We note with alarm, as the UDC, that under the current administration, education has become an agent of social division and entrenched inequality. Yet education must promote social justice, national unity and cohesion. Education should provide hope for young people across the entire country and enable those born into poverty and disadvantage to escape these cloying circumstances of their birth. Education should be, as we got to know when we were growing up, the only sure escape from poverty by all. Most of us in this House and many in public service are living testimony of the empowering and liberating role of education. Except for a few who inherited prestige and privilege, most Batswana come from humble backgrounds. Education used to enable them to overcome poverty. This, sadly, is no longer the case.
Revenues and Grants
MATAMBO: Total revenues and grants for 2016/2017 are estimated at P48.40 billion, a decrease of P3.36 billion compared to the revised budget of P51.76 billion for 2015/2016; with Mineral revenue contributing 35.2 percent of the total revenues, followed by Customs and Excise at 24.3 percent. Non-Mineral Income Tax and Value Added Tax come third and fourth at 21.2 percent and 12.4 percent, respectively. The reduction in the 2016/2017 revenues compared to 2015/2016 is a result of the projected fall of 6.9 percent in mineral revenues and 23.8 percent in customs and excise receipts.

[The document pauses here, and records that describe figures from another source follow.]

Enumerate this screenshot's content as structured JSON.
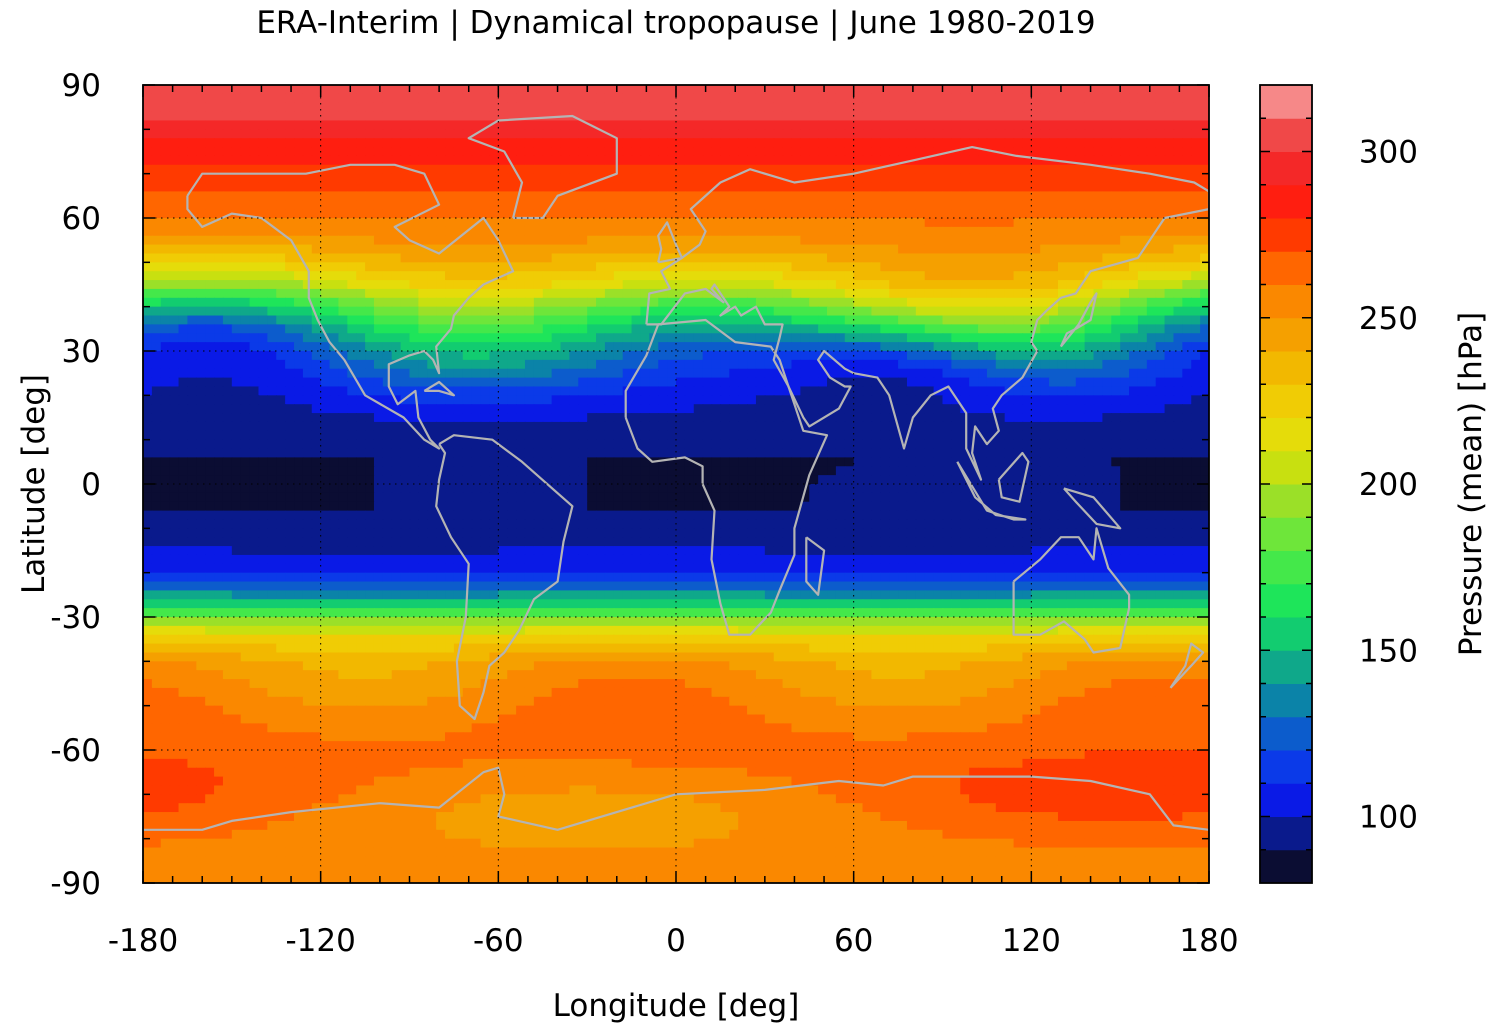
{
  "chart_data": {
    "type": "heatmap",
    "title": "ERA-Interim | Dynamical tropopause | June 1980-2019",
    "xlabel": "Longitude [deg]",
    "ylabel": "Latitude [deg]",
    "xlim": [
      -180,
      180
    ],
    "ylim": [
      -90,
      90
    ],
    "xticks": [
      -180,
      -120,
      -60,
      0,
      60,
      120,
      180
    ],
    "yticks": [
      90,
      60,
      30,
      0,
      -30,
      -60,
      -90
    ],
    "grid": true,
    "colorbar": {
      "label": "Pressure (mean) [hPa]",
      "range": [
        80,
        320
      ],
      "ticks": [
        100,
        150,
        200,
        250,
        300
      ],
      "levels": [
        80,
        90,
        100,
        110,
        120,
        130,
        140,
        150,
        160,
        170,
        180,
        190,
        200,
        210,
        220,
        230,
        240,
        250,
        260,
        270,
        280,
        290,
        300,
        310,
        320
      ],
      "colors": [
        "#0b0d33",
        "#0a1a8c",
        "#0a1ae6",
        "#0b3ae8",
        "#0c5ccc",
        "#0b83a8",
        "#0fa88a",
        "#12cc70",
        "#1ee55a",
        "#44e84a",
        "#6ee63a",
        "#9be028",
        "#c8e010",
        "#e5dc0a",
        "#f0cc05",
        "#f2b800",
        "#f5a000",
        "#fa8800",
        "#ff6600",
        "#ff3a00",
        "#ff1e10",
        "#f42828",
        "#f04848",
        "#f68888",
        "#ffcaca"
      ]
    },
    "zonal_mean_pressure_hpa": {
      "latitude": [
        90,
        85,
        80,
        75,
        70,
        65,
        60,
        55,
        50,
        45,
        40,
        35,
        30,
        25,
        20,
        15,
        10,
        5,
        0,
        -5,
        -10,
        -15,
        -20,
        -25,
        -30,
        -35,
        -40,
        -45,
        -50,
        -55,
        -60,
        -65,
        -70,
        -75,
        -80,
        -85,
        -90
      ],
      "pressure": [
        310,
        305,
        295,
        285,
        275,
        268,
        260,
        250,
        235,
        215,
        185,
        160,
        140,
        125,
        110,
        100,
        92,
        90,
        90,
        90,
        92,
        100,
        110,
        140,
        185,
        225,
        245,
        252,
        258,
        262,
        265,
        265,
        262,
        258,
        255,
        255,
        255
      ]
    }
  }
}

A total development budget of P14.82 billion is proposed for the financial year 2016/2017. The Ministry of Defence, Justice and Security, with a proposed allocation of P3.59 billion or 24.2 percent, takes the largest share of the proposed budget, mainly to cater for provision of defence equipment, communication equipment, and infrastructure, in order to improve BDF’s defence capabilities. In addition, the allocation caters for construction of police stations at Mmathubudukwane, Maitengwe and Semolale, as well as staff houses in different locations in order to improve safety and security.
BOKO: We would immediately cancel the order of army aircraft. We would re-direct some of this money away from aircraft and towards a range of high impact uses including more improved equipment and living conditions for the army. This should save billions of Pula per year, a good portion of which would be re-directed for not only a more professional, equipped and highly motivated army and police forces, but for other development initiatives as well.